The advantages of shopping on-line are considerable in terms of convenience and access to inventory. The detriments to local retailers are considerable as well.

On-line retailers aren't going away, nor should they, but they should not have an unfair advantage over the beleaguered brick-and-mortar competition. They do as long as they are not required to collect sales taxes from customers.

In Massachusetts, on-line companies are required to collect the state's 6.25 percent sales tax if they have a physical presence in the state. On-line giant Amazon, because it has small offices in the eastern end of the state, collects sales taxes for that reason, but it is estimated that Massachusetts would reap an additional $200 million annually if it collected sales taxes on all online purchases.

"If anybody wants to fund universal prekindergarten or infrastructure investments, this is the way to do it," stated Treasurer Steve Grossman in The Boston Globe.

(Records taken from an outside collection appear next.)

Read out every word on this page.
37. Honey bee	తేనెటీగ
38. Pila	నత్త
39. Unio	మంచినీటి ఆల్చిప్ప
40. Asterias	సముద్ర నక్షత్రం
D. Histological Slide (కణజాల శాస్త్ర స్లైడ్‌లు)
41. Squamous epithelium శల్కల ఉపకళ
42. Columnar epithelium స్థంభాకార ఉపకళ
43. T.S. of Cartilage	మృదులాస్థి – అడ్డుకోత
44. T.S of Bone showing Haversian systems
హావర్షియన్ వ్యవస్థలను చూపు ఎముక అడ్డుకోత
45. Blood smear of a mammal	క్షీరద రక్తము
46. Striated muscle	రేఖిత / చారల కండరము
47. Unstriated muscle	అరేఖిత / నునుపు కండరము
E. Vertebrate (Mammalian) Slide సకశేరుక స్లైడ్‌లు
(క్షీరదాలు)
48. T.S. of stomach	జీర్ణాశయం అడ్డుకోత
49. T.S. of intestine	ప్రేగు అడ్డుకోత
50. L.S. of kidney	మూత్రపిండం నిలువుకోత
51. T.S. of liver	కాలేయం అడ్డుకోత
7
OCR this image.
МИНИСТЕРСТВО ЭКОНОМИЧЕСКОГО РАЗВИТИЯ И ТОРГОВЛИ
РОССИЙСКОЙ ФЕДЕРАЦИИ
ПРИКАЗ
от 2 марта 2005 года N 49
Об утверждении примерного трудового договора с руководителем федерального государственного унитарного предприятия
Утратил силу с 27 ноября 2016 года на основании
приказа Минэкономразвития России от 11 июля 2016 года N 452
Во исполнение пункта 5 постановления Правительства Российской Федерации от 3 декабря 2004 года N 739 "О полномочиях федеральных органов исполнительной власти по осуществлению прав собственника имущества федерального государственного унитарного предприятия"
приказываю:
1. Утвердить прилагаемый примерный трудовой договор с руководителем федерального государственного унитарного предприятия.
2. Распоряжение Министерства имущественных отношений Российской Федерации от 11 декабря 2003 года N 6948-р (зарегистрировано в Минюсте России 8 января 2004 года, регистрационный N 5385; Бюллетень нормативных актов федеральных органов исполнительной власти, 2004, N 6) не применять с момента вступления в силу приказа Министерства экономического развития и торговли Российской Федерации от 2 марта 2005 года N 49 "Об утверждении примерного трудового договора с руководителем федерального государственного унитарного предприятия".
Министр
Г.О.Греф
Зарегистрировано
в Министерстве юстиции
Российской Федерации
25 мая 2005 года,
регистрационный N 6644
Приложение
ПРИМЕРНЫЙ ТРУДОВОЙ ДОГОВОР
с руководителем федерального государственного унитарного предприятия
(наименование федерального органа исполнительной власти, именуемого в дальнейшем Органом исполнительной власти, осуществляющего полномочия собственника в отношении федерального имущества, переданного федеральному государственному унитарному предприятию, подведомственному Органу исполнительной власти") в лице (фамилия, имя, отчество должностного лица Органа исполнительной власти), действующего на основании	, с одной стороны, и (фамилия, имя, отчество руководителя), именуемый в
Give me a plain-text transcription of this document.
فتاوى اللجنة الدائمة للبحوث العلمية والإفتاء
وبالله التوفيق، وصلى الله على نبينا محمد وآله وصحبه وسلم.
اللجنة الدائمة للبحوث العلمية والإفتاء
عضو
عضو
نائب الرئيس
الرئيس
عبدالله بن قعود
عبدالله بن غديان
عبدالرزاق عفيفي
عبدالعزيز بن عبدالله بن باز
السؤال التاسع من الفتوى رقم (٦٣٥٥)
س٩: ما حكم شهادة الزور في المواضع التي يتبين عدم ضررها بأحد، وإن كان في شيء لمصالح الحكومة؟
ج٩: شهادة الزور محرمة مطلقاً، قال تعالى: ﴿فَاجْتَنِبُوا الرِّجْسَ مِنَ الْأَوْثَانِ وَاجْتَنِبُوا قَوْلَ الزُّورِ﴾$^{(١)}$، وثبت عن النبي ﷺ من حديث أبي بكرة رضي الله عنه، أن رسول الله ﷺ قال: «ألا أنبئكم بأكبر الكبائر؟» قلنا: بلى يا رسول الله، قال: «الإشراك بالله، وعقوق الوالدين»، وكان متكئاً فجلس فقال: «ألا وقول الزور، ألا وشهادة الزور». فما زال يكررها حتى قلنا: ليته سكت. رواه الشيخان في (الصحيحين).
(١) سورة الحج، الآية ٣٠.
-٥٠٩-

Proponents of a bill long stuck in Congress requiring Internet retailers to collect sales taxes want to bring it to the floor in the waning weeks of the current lame-duck session. It had passed the Senate 69-27 but House leadership then refused to take it up. Standard Republican obstructionism may keep it stuck, as allies of the mega-corporations, like Republican Senator Ted Cruz of Texas, promise to tie the bill in knots should it re-emerge.

The small local businesses that are taking a beating from Internet sales are a critical component of the fabric of a community. They pay property taxes to fund schools and road repairs, employ local residents, support Little League teams and charities. EBay, which is a leading opponent of the congressional legislation, won't be buying uniforms for the local youth football team or doing anything else to help communities across America.

The brick-and-mortar businesses that do support communities are not asking for any breaks. They just want a level playing field against a formidable opponent. Congress should provide it by requiring on-line retailers to collect sales taxes.